President's Corner - Whole Genome Sequencing Variant Files for Decision Support
Published on
About two years ago, I met with some leaders of a large Midwestern healthcare system. I gave them my standard pitch about the value of clinical whole genome sequencing (WGS). They responded with the usual “that’s nice” words, but then one bright woman asked, “but what will we do with the data?” Super question, which I will address here and in upcoming posts.
First, what data should we store? Not everyone agrees, but I think we should store the raw sequence data. Not because I think that the raw data will be used as input for clinical decision support, but rather because analysis and interpretation of the raw data will steadily improve over time. Raw data files are large and will cost non-trivial amounts to store, but if aggressively compressed, this can and should be done.

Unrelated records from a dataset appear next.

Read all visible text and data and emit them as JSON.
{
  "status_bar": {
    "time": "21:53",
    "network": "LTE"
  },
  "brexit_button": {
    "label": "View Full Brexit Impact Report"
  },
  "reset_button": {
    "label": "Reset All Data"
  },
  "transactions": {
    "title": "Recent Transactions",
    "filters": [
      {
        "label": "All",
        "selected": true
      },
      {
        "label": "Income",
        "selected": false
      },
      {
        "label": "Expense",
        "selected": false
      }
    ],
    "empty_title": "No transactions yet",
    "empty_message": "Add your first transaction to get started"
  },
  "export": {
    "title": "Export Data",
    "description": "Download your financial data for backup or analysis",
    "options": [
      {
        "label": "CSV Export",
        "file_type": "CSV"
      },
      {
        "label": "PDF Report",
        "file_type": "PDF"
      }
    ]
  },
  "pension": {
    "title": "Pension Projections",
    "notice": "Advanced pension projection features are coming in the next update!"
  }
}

But what data will be used as input for decision support? It has to be a clean, accurate lists of variants, or the patients will be harmed. Garbage in; garbage out. This is where the labs come in. The raw vcf files that are output from programs like the GATK variant analysis software are full of junk. This is intentional. To avoid missing true variants, we cast a wide net and catch a lot of false, artifactual variants. It must be the job of the labs to retain the true variants but remove the junk.
This is not an easy task. To an extent, this can be accomplished by careful computer processing of the sequence data. However, computer analysis alone is insufficient. Extensive validation of these results using orthogonal lab methods and carefully selected controls will need to be performed. Each clinically relevant paralogous gene, for example, needs to be examined individually to determine which variants are from the functional gene and which from pseudogenes.
To effectively utilize WGS data in health care, sophisticated decision support software will need to be developed. These programs will require WGS variant data in a standard format as input. Variant call format (vcf) files are the current standard, but default vcfs lack information that is essential for clinical applications. For example, ACMG interpretations will need to be added to the variants, so (in most cases) only clinically relevant variants are presented to providers and patients. In addition, information needs to be appended specifying which segments of the genome were sequenced to sufficiently high quality to be used as input in decision support. It will take considerable work to set a standard file format and to include the essential information, but this is certainly an achievable task.
It’s our goal at PreventionGenetics to produce version 1.0 of a clean WGS variant file by the end of 2021. This will be another important step in making population level clinical WGS a reality.